To give businesses some wiggle room and allow them to get back on their feet after losing income from closures, many cities are deferring business taxes. San Diego has implemented a program to delay payments of business tax certificates and associated fees. Washington, D.C. is allowing businesses to defer February and March sales taxes to July 20, 2020. San Francisco’s Small Business Relief Program is providing a deferral of business taxes and licensing fees.
Restaurants and airport businesses are particularly struggling right now, and there are some cities specifically addressing those needs. Detroit has created a temporary program called the Restaurant Carryout Zone to provide restaurants with an on-street pickup area for customers, so that they can continue selling meals. Atlanta’s mayor just signed a relief bill specifically for employees of airport businesses. The bill lets Atlanta temporarily suspend the businesses’ rental payments for four months so they can use that money to provide relief to employees who are experiencing lower hours and lost wages.
At a second level, the nation’s network of economic development organizations, chambers of commerce, and local governments can be critical connectors and information distributors between local businesses and state and federal resources.
Florida is currently asking business owners to fill out a Business Damage Assessment Survey. According to the city of Tampa’s website, the survey will “allow Governor DeSantis to request that the federal government declare Hillsborough County [Tampa’s county] a federal disaster area, which will open-up additional sources of business funding through the Small Business Administration, FEMA and federal agencies.”
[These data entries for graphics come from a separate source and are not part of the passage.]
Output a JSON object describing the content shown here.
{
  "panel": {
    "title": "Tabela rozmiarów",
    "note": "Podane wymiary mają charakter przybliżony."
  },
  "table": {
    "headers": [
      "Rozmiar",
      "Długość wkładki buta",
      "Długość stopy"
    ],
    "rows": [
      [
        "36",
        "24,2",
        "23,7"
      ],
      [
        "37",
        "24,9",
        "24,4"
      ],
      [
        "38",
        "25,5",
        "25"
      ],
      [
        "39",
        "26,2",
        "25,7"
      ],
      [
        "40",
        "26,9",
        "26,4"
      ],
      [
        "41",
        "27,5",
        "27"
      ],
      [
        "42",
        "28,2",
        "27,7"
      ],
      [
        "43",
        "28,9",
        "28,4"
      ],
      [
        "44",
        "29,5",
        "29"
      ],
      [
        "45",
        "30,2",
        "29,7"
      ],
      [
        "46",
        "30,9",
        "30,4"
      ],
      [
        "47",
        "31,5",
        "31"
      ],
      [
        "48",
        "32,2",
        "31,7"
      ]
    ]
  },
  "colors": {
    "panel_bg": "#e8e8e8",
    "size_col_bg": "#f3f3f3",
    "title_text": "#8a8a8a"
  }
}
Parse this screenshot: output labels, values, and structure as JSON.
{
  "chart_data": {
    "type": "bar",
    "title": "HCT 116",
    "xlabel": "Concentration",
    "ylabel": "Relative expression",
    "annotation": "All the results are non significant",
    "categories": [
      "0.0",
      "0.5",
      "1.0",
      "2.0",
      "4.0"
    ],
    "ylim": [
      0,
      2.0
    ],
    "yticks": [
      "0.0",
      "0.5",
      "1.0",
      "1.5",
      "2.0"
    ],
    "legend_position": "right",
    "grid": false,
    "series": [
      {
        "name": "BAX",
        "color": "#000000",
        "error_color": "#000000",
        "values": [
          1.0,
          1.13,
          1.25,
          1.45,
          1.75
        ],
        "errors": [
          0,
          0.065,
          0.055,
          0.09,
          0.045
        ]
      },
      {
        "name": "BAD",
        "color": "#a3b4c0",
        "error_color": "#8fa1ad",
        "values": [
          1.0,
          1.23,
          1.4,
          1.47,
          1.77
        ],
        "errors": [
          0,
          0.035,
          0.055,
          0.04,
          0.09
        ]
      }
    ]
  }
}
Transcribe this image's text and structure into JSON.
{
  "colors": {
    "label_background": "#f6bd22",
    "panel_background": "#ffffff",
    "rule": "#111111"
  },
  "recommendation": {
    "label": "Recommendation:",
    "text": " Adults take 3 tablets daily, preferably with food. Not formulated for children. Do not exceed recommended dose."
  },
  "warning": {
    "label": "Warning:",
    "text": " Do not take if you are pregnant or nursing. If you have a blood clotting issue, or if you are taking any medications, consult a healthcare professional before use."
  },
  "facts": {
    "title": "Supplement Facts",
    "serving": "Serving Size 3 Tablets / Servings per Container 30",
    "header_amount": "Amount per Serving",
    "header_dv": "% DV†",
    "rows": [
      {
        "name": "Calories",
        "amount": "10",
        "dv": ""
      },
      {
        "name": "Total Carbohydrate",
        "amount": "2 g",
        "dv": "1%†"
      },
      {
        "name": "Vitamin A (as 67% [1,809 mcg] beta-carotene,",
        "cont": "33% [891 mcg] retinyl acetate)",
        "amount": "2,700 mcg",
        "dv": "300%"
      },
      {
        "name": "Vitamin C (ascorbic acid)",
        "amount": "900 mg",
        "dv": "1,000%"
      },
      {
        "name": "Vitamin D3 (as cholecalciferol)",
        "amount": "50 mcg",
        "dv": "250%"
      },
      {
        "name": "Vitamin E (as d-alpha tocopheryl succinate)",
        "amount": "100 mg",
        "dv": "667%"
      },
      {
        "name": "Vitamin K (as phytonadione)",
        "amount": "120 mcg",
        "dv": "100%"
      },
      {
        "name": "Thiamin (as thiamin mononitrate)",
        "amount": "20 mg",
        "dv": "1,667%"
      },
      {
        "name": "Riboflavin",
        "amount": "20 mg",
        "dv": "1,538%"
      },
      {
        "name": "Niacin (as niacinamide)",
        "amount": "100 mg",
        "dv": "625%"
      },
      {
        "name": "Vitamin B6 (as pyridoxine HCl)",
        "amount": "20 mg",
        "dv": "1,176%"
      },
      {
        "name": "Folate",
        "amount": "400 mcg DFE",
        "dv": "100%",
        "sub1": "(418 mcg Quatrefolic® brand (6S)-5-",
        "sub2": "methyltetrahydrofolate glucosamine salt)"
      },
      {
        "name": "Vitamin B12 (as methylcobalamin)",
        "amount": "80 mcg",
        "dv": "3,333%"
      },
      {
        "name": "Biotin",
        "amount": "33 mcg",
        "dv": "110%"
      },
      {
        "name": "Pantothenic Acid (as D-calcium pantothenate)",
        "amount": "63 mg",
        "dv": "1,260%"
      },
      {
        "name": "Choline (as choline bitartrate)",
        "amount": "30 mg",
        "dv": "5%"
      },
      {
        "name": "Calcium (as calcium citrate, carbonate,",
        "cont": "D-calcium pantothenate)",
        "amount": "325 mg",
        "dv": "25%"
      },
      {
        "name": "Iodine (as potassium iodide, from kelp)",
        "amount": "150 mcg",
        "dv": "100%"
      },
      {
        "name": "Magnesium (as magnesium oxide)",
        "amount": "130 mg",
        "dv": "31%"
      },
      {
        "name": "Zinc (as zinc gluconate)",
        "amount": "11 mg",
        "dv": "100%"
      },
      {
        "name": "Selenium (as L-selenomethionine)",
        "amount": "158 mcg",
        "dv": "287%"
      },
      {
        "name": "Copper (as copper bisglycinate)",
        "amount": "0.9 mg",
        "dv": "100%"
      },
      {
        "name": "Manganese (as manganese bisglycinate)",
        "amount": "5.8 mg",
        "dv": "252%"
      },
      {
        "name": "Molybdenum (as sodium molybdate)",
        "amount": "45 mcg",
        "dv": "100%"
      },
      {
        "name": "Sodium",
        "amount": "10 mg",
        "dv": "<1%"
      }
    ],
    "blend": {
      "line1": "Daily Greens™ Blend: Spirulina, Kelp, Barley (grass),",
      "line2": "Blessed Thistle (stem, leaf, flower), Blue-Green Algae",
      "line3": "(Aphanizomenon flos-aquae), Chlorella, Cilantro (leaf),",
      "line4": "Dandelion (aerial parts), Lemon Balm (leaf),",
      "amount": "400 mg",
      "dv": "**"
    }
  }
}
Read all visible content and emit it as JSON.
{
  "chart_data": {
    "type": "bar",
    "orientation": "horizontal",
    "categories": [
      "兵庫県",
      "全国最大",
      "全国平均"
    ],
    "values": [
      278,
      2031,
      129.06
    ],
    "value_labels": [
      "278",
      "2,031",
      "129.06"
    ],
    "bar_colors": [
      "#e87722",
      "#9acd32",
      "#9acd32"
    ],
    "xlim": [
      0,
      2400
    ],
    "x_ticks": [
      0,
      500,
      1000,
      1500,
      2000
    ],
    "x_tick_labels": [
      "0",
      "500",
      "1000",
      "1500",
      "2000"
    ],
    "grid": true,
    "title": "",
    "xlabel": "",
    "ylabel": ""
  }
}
The Indy Chamber in Indianapolis is providing application coaching for businesses that are applying for SBA disaster loans. In addition, they are giving small businesses the opportunity to receive quick, small emergency business loans. All this information is captured at the chamber’s Rapid Response Hub.
What comes next?
Local leaders are now looking to Washington for action. This week, the White House and Congress are both drafting economic stimulus packages. The U.S. Treasury has proposed a $1 trillion relief package that would include sending checks to individual Americans ($500 billion), supporting key industries ($200 billion), and small business loans ($300 billion). Congress is contemplating similar measures.
Mayors, nonprofits, and other civic institutions are fighting the early stages of the crisis with the tools, information, and resources they have at their disposal. But the true economic impact of the coronavirus is only beginning to unfold; our cities and states urgently need Washington to send more resources to the front.